BERNA - Nei comunicati di polizia, l’informazione deve includere età, sesso e nazionalità degli autori dei reati, degli indiziati e delle vittime, salvo che vi si oppongano motivi di protezione della personalità o che tali dati consentano di identificare persone. È quanto si prefigge un'iniziativa parlamentare, già accolta dal Nazionale, approvata oggi anche dal Consiglio degli Stati per 23 voti a 16 e una astensione.

La decisione odierna sconfessa la raccomandazione della commissione preparatoria - raccomandazione approvata tuttavia con un solo voto di scarto - che invitata il plenum a respingere l'iniziativa inoltrata da Bernjamin Fischer (UDC/ZH). Per la commissione, ha affermato Daniel Jositsch (PS/ZH), non è opportuno imporre alle autorità di perseguimento penale quali dati dei sospettati debbano comunicare. Già oggi, il 50% dei cantoni lo fa, senza che sussista alcun obbligo, mentre altri Cantoni decidono caso per caso.

Ma stando al "senatore" Marco Chiesa (UDC/TI), esiste un interesse pubblico a che la popolazione sia informata in modo veritiero, esauriente e trasparente sulla sicurezza pubblica, specie alla luce soprattutto delle ampie possibilità di partecipazione offerte dalla democrazia diretta. Questo vuol dire, secondo il ticinese, anche indicare l’età, il sesso e la nazionalità degli autori dei reati, di modo che i cittadini possano farsi un’idea dei fatti.

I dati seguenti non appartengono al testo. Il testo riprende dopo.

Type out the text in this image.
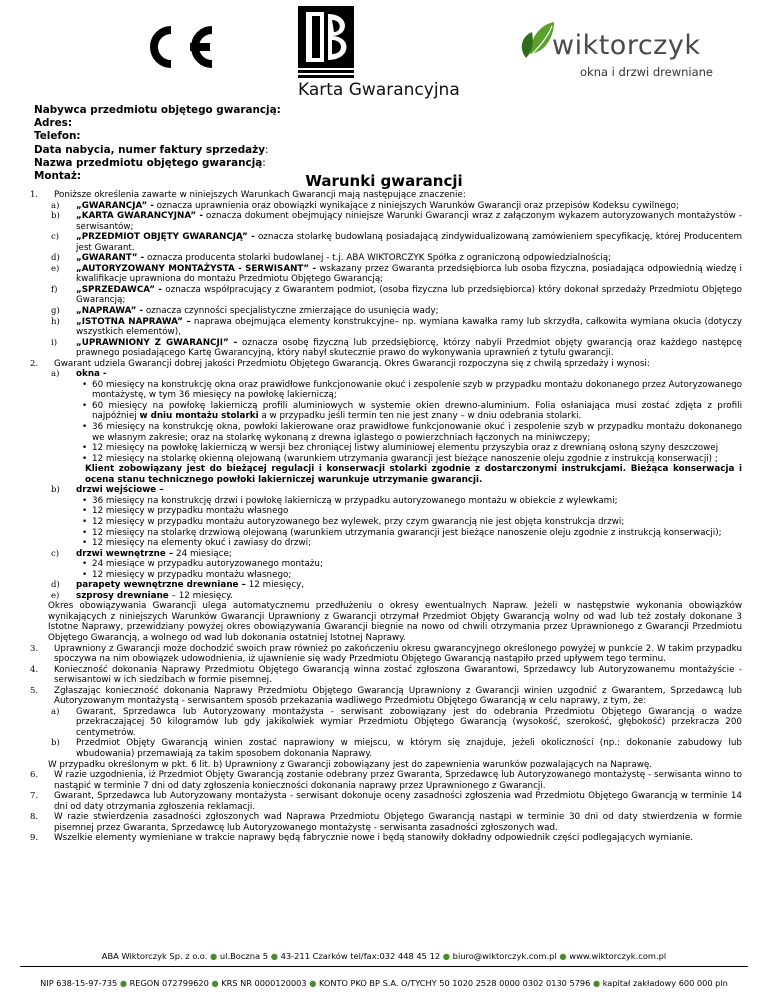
wiktorczyk
okna i drzwi drewniane
Karta Gwarancyjna
Nabywca przedmiotu objętego gwarancją:
Adres:
Telefon:
Data nabycia, numer faktury sprzedaży:
Nazwa przedmiotu objętego gwarancją:
Montaż:	Warunki gwarancji
1. Poniższe określenia zawarte w niniejszych Warunkach Gwarancji mają następujące znaczenie:
a) „GWARANCJA” - oznacza uprawnienia oraz obowiązki wynikające z niniejszych Warunków Gwarancji oraz przepisów Kodeksu cywilnego;
b) „KARTA GWARANCYJNA” - oznacza dokument obejmujący niniejsze Warunki Gwarancji wraz z załączonym wykazem autoryzowanych montażystów - serwisantów;
c) „PRZEDMIOT OBJĘTY GWARANCJĄ” - oznacza stolarkę budowlaną posiadającą zindywidualizowaną zamówieniem specyfikację, której Producentem jest Gwarant.
d) „GWARANT” - oznacza producenta stolarki budowlanej - t.j. ABA WIKTORCZYK Spółka z ograniczoną odpowiedzialnością;
e) „AUTORYZOWANY MONTAŻYSTA - SERWISANT” - wskazany przez Gwaranta przedsiębiorca lub osoba fizyczna, posiadająca odpowiednią wiedzę i kwalifikacje uprawniona do montażu Przedmiotu Objętego Gwarancją;
f) „SPRZEDAWCA” - oznacza współpracujący z Gwarantem podmiot, (osoba fizyczna lub przedsiębiorca) który dokonał sprzedaży Przedmiotu Objętego Gwarancją;
g) „NAPRAWA” - oznacza czynności specjalistyczne zmierzające do usunięcia wady;
h) „ISTOTNA NAPRAWA” – naprawa obejmująca elementy konstrukcyjne– np. wymiana kawałka ramy lub skrzydła, całkowita wymiana okucia (dotyczy wszystkich elementów),
i) „UPRAWNIONY Z GWARANCJI” - oznacza osobę fizyczną lub przedsiębiorcę, którzy nabyli Przedmiot objęty gwarancją oraz każdego następcę prawnego posiadającego Kartę Gwarancyjną, który nabył skutecznie prawo do wykonywania uprawnień z tytułu gwarancji.
2. Gwarant udziela Gwarancji dobrej jakości Przedmiotu Objętego Gwarancją. Okres Gwarancji rozpoczyna się z chwilą sprzedaży i wynosi:
a) okna -
• 60 miesięcy na konstrukcję okna oraz prawidłowe funkcjonowanie okuć i zespolenie szyb w przypadku montażu dokonanego przez Autoryzowanego montażystę, w tym 36 miesięcy na powłokę lakierniczą;
• 60 miesięcy na powłokę lakierniczą profili aluminiowych w systemie okien drewno-aluminium. Folia osłaniająca musi zostać zdjęta z profili najpóźniej w dniu montażu stolarki a w przypadku jeśli termin ten nie jest znany – w dniu odebrania stolarki.
• 36 miesięcy na konstrukcję okna, powłoki lakierowane oraz prawidłowe funkcjonowanie okuć i zespolenie szyb w przypadku montażu dokonanego we własnym zakresie; oraz na stolarkę wykonaną z drewna iglastego o powierzchniach łączonych na miniwczepy;
• 12 miesięcy na powłokę lakierniczą w wersji bez chroniącej listwy aluminiowej elementu przyszybia oraz z drewnianą osłoną szyny deszczowej
• 12 miesięcy na stolarkę okienną olejowaną (warunkiem utrzymania gwarancji jest bieżące nanoszenie oleju zgodnie z instrukcją konserwacji) ;
Klient zobowiązany jest do bieżącej regulacji i konserwacji stolarki zgodnie z dostarczonymi instrukcjami. Bieżąca konserwacja i ocena stanu technicznego powłoki lakierniczej warunkuje utrzymanie gwarancji.
b) drzwi wejściowe –
• 36 miesięcy na konstrukcję drzwi i powłokę lakierniczą w przypadku autoryzowanego montażu w obiekcie z wylewkami;
• 12 miesięcy w przypadku montażu własnego
• 12 miesięcy w przypadku montażu autoryzowanego bez wylewek, przy czym gwarancją nie jest objęta konstrukcja drzwi;
• 12 miesięcy na stolarkę drzwiową olejowaną (warunkiem utrzymania gwarancji jest bieżące nanoszenie oleju zgodnie z instrukcją konserwacji);
• 12 miesięcy na elementy okuć i zawiasy do drzwi;
c) drzwi wewnętrzne – 24 miesiące;
• 24 miesiące w przypadku autoryzowanego montażu;
• 12 miesięcy w przypadku montażu własnego;
d) parapety wewnętrzne drewniane – 12 miesięcy,
e) szprosy drewniane – 12 miesięcy.
Okres obowiązywania Gwarancji ulega automatycznemu przedłużeniu o okresy ewentualnych Napraw. Jeżeli w następstwie wykonania obowiązków wynikających z niniejszych Warunków Gwarancji Uprawniony z Gwarancji otrzymał Przedmiot Objęty Gwarancją wolny od wad lub też zostały dokonane 3 Istotne Naprawy, przewidziany powyżej okres obowiązywania Gwarancji biegnie na nowo od chwili otrzymania przez Uprawnionego z Gwarancji Przedmiotu Objętego Gwarancją, a wolnego od wad lub dokonania ostatniej Istotnej Naprawy.
3. Uprawniony z Gwarancji może dochodzić swoich praw również po zakończeniu okresu gwarancyjnego określonego powyżej w punkcie 2. W takim przypadku spoczywa na nim obowiązek udowodnienia, iż ujawnienie się wady Przedmiotu Objętego Gwarancją nastąpiło przed upływem tego terminu.
4. Konieczność dokonania Naprawy Przedmiotu Objętego Gwarancją winna zostać zgłoszona Gwarantowi, Sprzedawcy lub Autoryzowanemu montażyście - serwisantowi w ich siedzibach w formie pisemnej.
5. Zgłaszając konieczność dokonania Naprawy Przedmiotu Objętego Gwarancją Uprawniony z Gwarancji winien uzgodnić z Gwarantem, Sprzedawcą lub Autoryzowanym montażystą - serwisantem sposób przekazania wadliwego Przedmiotu Objętego Gwarancją w celu naprawy, z tym, że:
a) Gwarant, Sprzedawca lub Autoryzowany montażysta - serwisant zobowiązany jest do odebrania Przedmiotu Objętego Gwarancją o wadze przekraczającej 50 kilogramów lub gdy jakikolwiek wymiar Przedmiotu Objętego Gwarancją (wysokość, szerokość, głębokość) przekracza 200 centymetrów.
b) Przedmiot Objęty Gwarancją winien zostać naprawiony w miejscu, w którym się znajduje, jeżeli okoliczności (np.: dokonanie zabudowy lub wbudowania) przemawiają za takim sposobem dokonania Naprawy.
W przypadku określonym w pkt. 6 lit. b) Uprawniony z Gwarancji zobowiązany jest do zapewnienia warunków pozwalających na Naprawę.
6. W razie uzgodnienia, iż Przedmiot Objęty Gwarancją zostanie odebrany przez Gwaranta, Sprzedawcę lub Autoryzowanego montażystę - serwisanta winno to nastąpić w terminie 7 dni od daty zgłoszenia konieczności dokonania naprawy przez Uprawnionego z Gwarancji.
7. Gwarant, Sprzedawca lub Autoryzowany montażysta - serwisant dokonuje oceny zasadności zgłoszenia wad Przedmiotu Objętego Gwarancją w terminie 14 dni od daty otrzymania zgłoszenia reklamacji.
8. W razie stwierdzenia zasadności zgłoszonych wad Naprawa Przedmiotu Objętego Gwarancją nastąpi w terminie 30 dni od daty stwierdzenia w formie pisemnej przez Gwaranta, Sprzedawcę lub Autoryzowanego montażystę - serwisanta zasadności zgłoszonych wad.
9. Wszelkie elementy wymieniane w trakcie naprawy będą fabrycznie nowe i będą stanowiły dokładny odpowiednik części podlegających wymianie.
ABA Wiktorczyk Sp. z o.o. ● ul.Boczna 5 ● 43-211 Czarków tel/fax:032 448 45 12 ● biuro@wiktorczyk.com.pl ● www.wiktorczyk.com.pl
NIP 638-15-97-735 ● REGON 072799620 ● KRS NR 0000120003 ● KONTO PKO BP S.A. O/TYCHY 50 1020 2528 0000 0302 0130 5796 ● kapitał zakładowy 600 000 pln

Per l'esponente democentrista, non si tratta di stigmatizzare chicchessia, bensì di attenersi ai fatti. L'opacità attuale e l'opportunismo politico non fanno che minare la fiducia della popolazione nelle istituzioni. La trasparenza invece rafforza il dibattito pubblico: per questo l'informazione deve essere completa.